GCHQ Review, Part 3 – FISH, a case study
So we’ve discussed GCHQ and broad politics and GCHQ and technology. Now, what about a case study? Following a link from Richard Aldrich’s Warwick University homepage, here’s a nice article on FISH, the project to break the German high-grade cypher network codenamed TUNNY. You may not be surprised to know that key links in the net were named OCTOPUS (Berlin to Army Group D in the Crimea and Caucasus) and SQUID (Berlin to Army Group South). Everyone always remembers the Enigma break, but FISH is historically important because it was the one for which Bletchley Park invented the COLOSSUS computers, and also because of the extremely sensitive nature of the traffic. The Lorenz cyphersystem was intended to provide secure automated teleprinter links between strategic-level headquarters – essentially, the German army group HQs, OKW and OKH, the U-boat command deployed to France, and key civilian proconsuls in occupied Europe. The article includes a sample decrypt – nothing less than AG South commander von Weichs’ strategic appreciation for the battle of Kursk, as sent to OKH, in its entirety.

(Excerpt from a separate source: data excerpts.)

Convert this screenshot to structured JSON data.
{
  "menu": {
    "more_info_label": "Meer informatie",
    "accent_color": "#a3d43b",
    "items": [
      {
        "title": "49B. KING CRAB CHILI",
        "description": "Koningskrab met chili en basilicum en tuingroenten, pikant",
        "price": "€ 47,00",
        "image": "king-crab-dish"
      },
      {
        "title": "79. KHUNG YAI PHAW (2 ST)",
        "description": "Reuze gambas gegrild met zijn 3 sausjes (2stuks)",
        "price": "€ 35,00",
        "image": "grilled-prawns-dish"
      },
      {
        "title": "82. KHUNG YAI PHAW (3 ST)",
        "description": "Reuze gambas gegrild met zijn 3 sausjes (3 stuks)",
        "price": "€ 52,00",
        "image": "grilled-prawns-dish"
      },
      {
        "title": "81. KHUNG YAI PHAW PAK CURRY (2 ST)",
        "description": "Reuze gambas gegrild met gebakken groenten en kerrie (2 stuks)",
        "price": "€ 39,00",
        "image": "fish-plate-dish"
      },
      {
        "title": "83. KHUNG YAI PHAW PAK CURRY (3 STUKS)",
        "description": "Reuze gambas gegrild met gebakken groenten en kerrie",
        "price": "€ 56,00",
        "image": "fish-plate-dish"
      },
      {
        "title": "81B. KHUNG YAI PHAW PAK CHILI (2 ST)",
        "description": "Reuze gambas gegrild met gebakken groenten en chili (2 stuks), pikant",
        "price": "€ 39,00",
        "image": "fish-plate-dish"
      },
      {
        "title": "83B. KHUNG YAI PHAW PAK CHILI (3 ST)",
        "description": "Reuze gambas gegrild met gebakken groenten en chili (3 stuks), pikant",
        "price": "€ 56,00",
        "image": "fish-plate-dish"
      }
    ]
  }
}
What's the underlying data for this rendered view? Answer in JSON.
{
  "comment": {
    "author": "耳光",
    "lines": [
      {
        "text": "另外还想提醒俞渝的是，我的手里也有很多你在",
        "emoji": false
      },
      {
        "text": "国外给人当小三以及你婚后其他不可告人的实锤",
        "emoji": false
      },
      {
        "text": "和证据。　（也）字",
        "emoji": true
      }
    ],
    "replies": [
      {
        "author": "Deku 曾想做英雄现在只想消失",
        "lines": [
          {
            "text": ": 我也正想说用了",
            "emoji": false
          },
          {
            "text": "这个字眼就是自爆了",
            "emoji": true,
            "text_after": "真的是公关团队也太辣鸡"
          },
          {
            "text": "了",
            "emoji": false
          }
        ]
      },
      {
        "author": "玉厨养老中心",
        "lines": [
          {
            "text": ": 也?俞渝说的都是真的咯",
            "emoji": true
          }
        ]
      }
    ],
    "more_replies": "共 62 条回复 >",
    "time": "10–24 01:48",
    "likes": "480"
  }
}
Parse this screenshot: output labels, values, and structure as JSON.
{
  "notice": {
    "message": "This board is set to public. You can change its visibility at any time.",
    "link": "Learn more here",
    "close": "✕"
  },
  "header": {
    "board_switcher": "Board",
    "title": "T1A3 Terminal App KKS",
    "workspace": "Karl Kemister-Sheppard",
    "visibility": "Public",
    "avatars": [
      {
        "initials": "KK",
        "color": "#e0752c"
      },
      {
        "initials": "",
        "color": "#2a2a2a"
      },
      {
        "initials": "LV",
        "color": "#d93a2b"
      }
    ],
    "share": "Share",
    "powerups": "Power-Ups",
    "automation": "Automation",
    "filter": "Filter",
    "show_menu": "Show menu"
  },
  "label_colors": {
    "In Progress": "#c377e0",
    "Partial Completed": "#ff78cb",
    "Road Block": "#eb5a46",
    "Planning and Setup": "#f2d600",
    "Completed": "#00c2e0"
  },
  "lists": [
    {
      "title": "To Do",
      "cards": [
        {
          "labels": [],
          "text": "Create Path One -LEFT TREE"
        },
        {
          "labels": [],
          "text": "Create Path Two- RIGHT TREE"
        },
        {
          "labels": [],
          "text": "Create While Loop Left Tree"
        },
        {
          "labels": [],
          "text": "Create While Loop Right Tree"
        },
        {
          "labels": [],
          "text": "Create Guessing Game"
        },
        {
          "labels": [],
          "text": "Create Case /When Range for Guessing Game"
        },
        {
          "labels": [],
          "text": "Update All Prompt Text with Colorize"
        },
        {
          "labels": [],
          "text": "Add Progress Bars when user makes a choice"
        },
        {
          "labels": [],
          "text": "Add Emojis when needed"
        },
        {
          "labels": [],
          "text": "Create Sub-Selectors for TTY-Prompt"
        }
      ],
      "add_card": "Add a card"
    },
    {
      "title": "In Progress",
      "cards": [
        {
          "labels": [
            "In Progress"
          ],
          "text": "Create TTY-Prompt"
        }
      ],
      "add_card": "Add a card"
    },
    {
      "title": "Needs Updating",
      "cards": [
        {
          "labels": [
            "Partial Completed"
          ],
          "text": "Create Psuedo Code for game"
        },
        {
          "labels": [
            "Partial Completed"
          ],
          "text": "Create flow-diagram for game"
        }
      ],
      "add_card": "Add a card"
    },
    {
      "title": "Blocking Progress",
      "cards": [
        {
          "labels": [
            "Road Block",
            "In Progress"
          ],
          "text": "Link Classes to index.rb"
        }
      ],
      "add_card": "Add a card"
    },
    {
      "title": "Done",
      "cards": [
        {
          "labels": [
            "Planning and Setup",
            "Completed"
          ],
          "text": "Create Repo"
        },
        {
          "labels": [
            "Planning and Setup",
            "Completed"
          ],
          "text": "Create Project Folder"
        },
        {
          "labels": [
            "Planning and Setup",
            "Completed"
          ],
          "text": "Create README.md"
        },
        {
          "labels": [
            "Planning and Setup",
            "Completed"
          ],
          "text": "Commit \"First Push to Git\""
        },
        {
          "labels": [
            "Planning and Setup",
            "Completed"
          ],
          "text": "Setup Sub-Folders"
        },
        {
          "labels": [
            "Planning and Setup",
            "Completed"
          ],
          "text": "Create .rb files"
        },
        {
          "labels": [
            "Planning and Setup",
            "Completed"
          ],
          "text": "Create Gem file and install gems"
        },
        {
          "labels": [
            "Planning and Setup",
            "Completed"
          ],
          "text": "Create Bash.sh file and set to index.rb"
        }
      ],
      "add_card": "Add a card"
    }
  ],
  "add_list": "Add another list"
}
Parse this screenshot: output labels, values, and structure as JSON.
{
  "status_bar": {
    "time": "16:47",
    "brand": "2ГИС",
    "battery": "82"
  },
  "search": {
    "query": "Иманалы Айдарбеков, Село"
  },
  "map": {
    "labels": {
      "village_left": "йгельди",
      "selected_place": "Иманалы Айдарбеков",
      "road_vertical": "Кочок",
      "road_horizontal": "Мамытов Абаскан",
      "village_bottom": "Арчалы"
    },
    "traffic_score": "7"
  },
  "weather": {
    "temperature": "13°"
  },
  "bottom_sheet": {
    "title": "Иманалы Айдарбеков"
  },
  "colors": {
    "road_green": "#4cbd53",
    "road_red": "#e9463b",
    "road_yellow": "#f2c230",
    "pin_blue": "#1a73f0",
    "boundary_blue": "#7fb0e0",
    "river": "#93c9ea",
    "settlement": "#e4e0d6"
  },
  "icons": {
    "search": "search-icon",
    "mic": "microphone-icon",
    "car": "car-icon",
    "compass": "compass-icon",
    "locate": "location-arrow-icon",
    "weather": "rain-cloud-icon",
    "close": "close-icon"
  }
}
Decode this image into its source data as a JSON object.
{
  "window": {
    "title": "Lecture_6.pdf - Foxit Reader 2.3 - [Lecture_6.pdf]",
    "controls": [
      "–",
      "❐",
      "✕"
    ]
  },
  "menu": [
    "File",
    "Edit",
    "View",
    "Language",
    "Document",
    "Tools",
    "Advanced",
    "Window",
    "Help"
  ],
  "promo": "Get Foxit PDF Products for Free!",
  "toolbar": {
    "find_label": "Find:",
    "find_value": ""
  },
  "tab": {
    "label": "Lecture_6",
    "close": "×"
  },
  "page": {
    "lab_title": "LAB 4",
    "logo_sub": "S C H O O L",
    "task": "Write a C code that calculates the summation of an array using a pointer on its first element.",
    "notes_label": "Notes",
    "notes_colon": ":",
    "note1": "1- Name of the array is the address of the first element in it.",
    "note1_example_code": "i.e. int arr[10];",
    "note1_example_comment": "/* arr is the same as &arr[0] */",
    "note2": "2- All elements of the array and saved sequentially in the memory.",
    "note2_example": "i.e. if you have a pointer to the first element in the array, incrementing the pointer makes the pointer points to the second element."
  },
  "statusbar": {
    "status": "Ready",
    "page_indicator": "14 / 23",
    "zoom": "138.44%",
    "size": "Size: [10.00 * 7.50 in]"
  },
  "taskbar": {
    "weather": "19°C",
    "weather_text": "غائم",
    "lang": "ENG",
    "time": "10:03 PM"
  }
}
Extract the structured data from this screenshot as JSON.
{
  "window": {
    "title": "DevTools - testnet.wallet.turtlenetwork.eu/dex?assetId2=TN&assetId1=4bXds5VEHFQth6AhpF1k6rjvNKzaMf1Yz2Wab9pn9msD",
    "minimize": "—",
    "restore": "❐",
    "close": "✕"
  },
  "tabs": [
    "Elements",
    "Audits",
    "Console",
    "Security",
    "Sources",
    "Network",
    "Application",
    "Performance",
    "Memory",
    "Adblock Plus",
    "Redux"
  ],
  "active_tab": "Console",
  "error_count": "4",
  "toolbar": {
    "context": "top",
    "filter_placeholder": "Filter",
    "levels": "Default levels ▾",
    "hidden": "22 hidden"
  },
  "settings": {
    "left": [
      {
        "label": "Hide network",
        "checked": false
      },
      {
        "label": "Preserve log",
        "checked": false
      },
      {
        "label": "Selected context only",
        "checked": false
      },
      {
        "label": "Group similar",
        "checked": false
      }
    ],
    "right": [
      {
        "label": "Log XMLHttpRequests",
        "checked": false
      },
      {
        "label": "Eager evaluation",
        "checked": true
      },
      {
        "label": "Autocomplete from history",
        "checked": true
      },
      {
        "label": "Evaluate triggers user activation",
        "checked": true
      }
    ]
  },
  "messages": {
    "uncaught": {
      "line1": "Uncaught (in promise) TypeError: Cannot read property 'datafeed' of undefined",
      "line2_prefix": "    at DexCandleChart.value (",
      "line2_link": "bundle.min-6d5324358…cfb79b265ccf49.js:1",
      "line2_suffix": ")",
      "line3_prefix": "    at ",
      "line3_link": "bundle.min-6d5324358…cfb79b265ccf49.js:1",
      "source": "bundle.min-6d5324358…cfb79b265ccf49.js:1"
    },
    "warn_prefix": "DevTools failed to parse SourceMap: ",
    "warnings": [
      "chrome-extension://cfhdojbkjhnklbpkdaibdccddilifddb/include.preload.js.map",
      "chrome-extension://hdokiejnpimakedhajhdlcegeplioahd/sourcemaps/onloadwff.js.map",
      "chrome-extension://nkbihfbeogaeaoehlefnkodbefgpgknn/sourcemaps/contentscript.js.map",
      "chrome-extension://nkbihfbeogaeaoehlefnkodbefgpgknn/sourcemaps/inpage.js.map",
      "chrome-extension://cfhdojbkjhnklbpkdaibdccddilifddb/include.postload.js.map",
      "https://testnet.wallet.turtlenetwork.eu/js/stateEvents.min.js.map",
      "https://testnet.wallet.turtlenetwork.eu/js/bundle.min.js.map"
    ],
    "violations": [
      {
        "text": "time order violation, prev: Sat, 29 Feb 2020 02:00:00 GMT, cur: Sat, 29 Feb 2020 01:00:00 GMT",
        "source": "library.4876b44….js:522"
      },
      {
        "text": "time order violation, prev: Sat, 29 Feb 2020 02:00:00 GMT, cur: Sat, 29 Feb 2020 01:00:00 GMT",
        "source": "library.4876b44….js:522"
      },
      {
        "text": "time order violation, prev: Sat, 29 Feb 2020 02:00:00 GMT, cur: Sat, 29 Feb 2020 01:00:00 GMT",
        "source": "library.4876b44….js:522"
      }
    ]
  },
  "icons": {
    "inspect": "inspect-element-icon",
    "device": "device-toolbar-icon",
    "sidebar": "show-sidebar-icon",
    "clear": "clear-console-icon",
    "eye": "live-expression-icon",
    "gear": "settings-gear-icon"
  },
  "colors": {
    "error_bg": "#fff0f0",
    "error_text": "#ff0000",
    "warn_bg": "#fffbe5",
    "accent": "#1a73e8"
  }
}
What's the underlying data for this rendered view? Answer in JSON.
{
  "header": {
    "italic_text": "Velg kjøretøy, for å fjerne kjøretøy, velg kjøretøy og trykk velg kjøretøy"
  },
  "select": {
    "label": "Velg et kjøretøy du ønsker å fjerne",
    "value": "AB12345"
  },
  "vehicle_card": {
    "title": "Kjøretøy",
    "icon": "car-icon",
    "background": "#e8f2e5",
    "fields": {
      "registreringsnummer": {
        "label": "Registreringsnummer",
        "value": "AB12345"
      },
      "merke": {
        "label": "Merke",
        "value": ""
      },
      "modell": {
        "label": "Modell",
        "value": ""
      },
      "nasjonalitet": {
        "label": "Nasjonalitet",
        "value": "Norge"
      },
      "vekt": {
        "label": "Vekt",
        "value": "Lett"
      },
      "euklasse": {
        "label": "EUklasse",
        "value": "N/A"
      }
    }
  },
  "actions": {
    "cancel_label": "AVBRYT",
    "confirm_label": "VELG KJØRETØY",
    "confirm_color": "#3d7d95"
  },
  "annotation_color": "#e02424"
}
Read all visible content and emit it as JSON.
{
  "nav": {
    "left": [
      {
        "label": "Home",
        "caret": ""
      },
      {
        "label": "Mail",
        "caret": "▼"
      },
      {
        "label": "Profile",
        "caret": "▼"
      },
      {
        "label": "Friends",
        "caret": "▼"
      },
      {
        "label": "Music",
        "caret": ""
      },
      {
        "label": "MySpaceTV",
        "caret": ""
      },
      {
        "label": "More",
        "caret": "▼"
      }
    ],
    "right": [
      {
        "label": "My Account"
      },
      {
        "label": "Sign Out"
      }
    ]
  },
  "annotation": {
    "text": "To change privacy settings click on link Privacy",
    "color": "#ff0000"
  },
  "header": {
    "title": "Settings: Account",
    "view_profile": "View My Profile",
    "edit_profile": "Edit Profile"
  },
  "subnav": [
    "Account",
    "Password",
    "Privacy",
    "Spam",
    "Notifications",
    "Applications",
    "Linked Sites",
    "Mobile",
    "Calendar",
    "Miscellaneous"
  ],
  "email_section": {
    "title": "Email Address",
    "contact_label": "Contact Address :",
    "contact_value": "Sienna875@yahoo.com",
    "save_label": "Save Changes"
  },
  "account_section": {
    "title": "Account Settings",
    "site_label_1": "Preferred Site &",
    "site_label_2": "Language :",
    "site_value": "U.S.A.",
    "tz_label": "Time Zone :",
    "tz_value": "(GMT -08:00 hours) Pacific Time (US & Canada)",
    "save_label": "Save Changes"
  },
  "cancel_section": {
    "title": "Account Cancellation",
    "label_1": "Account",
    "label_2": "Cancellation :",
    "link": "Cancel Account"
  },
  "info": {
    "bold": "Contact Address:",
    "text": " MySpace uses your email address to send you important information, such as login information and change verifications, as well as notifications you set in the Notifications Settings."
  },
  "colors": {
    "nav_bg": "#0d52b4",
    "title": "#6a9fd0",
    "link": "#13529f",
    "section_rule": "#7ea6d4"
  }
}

Some key points, though. It was actually surprisingly late in the day that the full power of FISH became available – it wasn’t enough to build COLOSSUS, it was also necessary to get enough of them working to fully industrialise the exploit and break everything that was coming in. This was available in time for Normandy, but a major driver of the project must have been as a form of leverage on the Americans (and the Russians). The fate of the two Colossi that the reorganised postwar GCHQ saved from the parts dump is telling – one of them was used to demonstrate that a NSA project wouldn’t work.
Also, COLOSSUS represented a turning point in the nature of British cryptanalysis. It wasn’t just a question of automating an existing exploit; the computers were there to implement a qualitatively new attack on FISH, replacing an analytical method invented by Alan Turing and John Tiltman with a statistical method invented by William Tutte. Arguably, this lost something in terms of scientific elegance – “Turingismus” could work on an intercept of any length, Tutte’s Statistical Method required masses of data to crunch and machines to crunch it on any practical timescale. But that wasn’t the point. The original exploit relied on an common security breach to work – you began by looking for two messages of similar length that began with the same key-indicator group.
Typically, this happened if the message got corrupted by radio interference or the job was interrupted and the German operators were under pressure – the temptation was just to wind back the tape and restart, rather than set up the machine all over again. In mid-1943, though, the Germans patched the system so that the key indicator group was no longer required, being replaced by a codebook distributed by couriers. The statistical attack was now the only viable one, as it depended on the fundamental architecture of FISH. Only a new cypher machine would fix it.
The symbolic figure here is Tommy Flowers, the project chief engineer, a telecoms engineer borrowed from the Post Office research centre who later designed the first all-electronic telephone exchange. Max Newman, Alan Turing’s old tutor and the head of the FISH project, had shown Flowers a copy of On Computable Numbers, which Flowers read but didn’t understand – he was a hacker rather than a logician, after all. He was responsible for the shift from electromechanical technology to electronics at Bletchley, which set both Newman and Turing off towards their rival postwar stored-program computing projects.
Another key point from the book is the unity of cryptography and cryptanalysis, and the related tension between spreading good technology to allies and hoping to retain an advantage over them. Again, the fate of the machines is telling – not only did the FISH project run on, trying to break Soviet cypher networks set up using captured machines, but it seems that GCHQ encouraged some other countries to use the ex-German technology, in the knowledge that this would make their traffic very secure against everyone but the elect. Also, a major use of the surviving computers was to check British crypto material, specifically by evaluating the randomness of the keystreams involved, a task quite similar to the statistical attack on FISH.
Finally, FISH is exhibit A for the debate as to whether the whole thing has been worthwhile. What could have been achieved had the rest of the Colossi been released from the secret world, fanning out to the universities, like the scientists from Bletchley did themselves? Max Newman took racks of top-quality valves away from Bletchley when he moved to Manchester University, and used them in the very first stored-program, digital, Turing-complete computer; Alan Turing tried to do the same thing, but with a human asset, recruiting Tommy Flowers to work on the Pilot-ACE at NPL. (Flowers couldn’t make it – he had to fix the creaking UK telephone network first.) Instead, the machines were broken up and the very existence of the whole project concealed.
On the other hand, though, would either Newman or Turing have considered trying to implement their theories in hardware without the experience, to say nothing of the budget? The fact that Turing’s paper was incomprehensible to one of the most brilliant engineers of a brilliant generation doesn’t inspire confidence, and of course one of the divides that had to be crossed between Cambridge and GPO Research in Dollis Hill was one of class.